Mataram (ANTARA) - Badan Penanggulangan Bencana Daerah Kota Mataram, Provinsi Nusa Tenggara Barat, mengatakan, salah satu solusi penanganan jangka panjang mencegah terjadinya abrasi pantai pada sejumlah kawasan rawan abrasi dengan melakukan mitigasi struktural.

"Mitigasi struktural adalah dengan membangun alat pemecah gelombang atau tanggul pada kawasan rawan abrasi," kata Kepala Pelaksana Badan Penanggulangan Bencana Daerah (BPBD) Kota Mataram Mahfuddin Noor di Mataram, Jumat.

Pernyataan itu disampaikan menyikapi permasalahan dampak abrasi pantai sepanjang sekitar 9 kilometer di Kota Mataram yang setiap tahun terjadi akibat gelombang pasang dan titik yang paling rawan ada di wilayah Mapak.

Sebagai langkah antisipasi, katanya, berbagai upaya mitigasi melalui edukasi dan sosialisasi di kawasan pesisir sudah dilakukan. Bahkan sudah berulang kali dilakukan pembuatan tanggul dengan pematokan kayu dan karung berisi pasir.

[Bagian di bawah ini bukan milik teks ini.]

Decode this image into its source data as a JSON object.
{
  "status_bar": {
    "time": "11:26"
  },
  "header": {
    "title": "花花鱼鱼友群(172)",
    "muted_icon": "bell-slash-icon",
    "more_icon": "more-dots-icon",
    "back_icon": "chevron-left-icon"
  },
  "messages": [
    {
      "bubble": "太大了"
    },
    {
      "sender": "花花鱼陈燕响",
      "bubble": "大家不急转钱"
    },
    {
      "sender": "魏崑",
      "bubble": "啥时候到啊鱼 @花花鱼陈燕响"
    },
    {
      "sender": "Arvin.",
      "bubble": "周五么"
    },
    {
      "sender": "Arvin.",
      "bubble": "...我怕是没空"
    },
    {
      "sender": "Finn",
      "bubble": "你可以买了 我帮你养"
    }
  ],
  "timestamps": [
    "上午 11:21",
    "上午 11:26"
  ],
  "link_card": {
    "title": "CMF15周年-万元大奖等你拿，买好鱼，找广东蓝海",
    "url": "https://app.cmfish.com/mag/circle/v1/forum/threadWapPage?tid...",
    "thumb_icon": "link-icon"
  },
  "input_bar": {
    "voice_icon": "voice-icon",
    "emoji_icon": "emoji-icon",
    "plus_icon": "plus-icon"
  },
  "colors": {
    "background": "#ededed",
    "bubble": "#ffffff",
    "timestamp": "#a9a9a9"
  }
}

Tapi ternyata hal itu tidak dapat bertahan lama, karena kayu dan karung berisi pasir hanyut terbawa gelombang pasang.

 "Bahkan, pernah juga rumah dan dapur salah seorang warga jebol diterjang gelombang pasang," katanya.

Terkait dengan itu, dalam hal itu mitigasi melalui edukasi dan sosialisasi nilai tidak cukup sehingga harus didukung dengan mitigasi struktural yakni dengan pembangunan tanggul dan alat pemecah gelombang.

"Pembangunan tanggul dan alat pemecah gelombang di kawasan Mapak memang sudah direncanakan beberapa tahun lalu. Namun tertunda karena keterbatasan anggaran yang butuh dana besar," katanya.

Selain itu, lanjutnya, juga perlu kesadaran masyarakat agar tidak membangun rumah di sempadan pantai. Ini juga harus menjadi atensi bersama untuk menghindari adanya korban ketika gelombang pasang.

"Masyarakat harus memiliki kesadaran untuk tidak membangun pada kawasan rawan abrasi yang sudah ditetapkan sebagai lahan tidak boleh dibangun," katanya.

Karenanya sebagai penanganan jangka pendek, lanjutnya, selain membuat tanggul darurat dari karung berisi pasir dan pematokan kayu, masyarakat juga diimbau untuk meningkatkan kewaspadaan.

Pasalnya, puncak potensi bencana hidrometeorologi sesuai prediksi BMKG akan terjadi sampai 31 Desember 2022, karena itu warga yang berada di kawasan rawan abrasi, segera melakukan evakuasi.

"Baik terhadap barang-barang berharga maupun anggota keluarga yang dinilai rentan. Bila perlu untuk sementara waktu pindah ke lokasi lebih aman sebagai langkah pengurangan risiko bencana," katanya.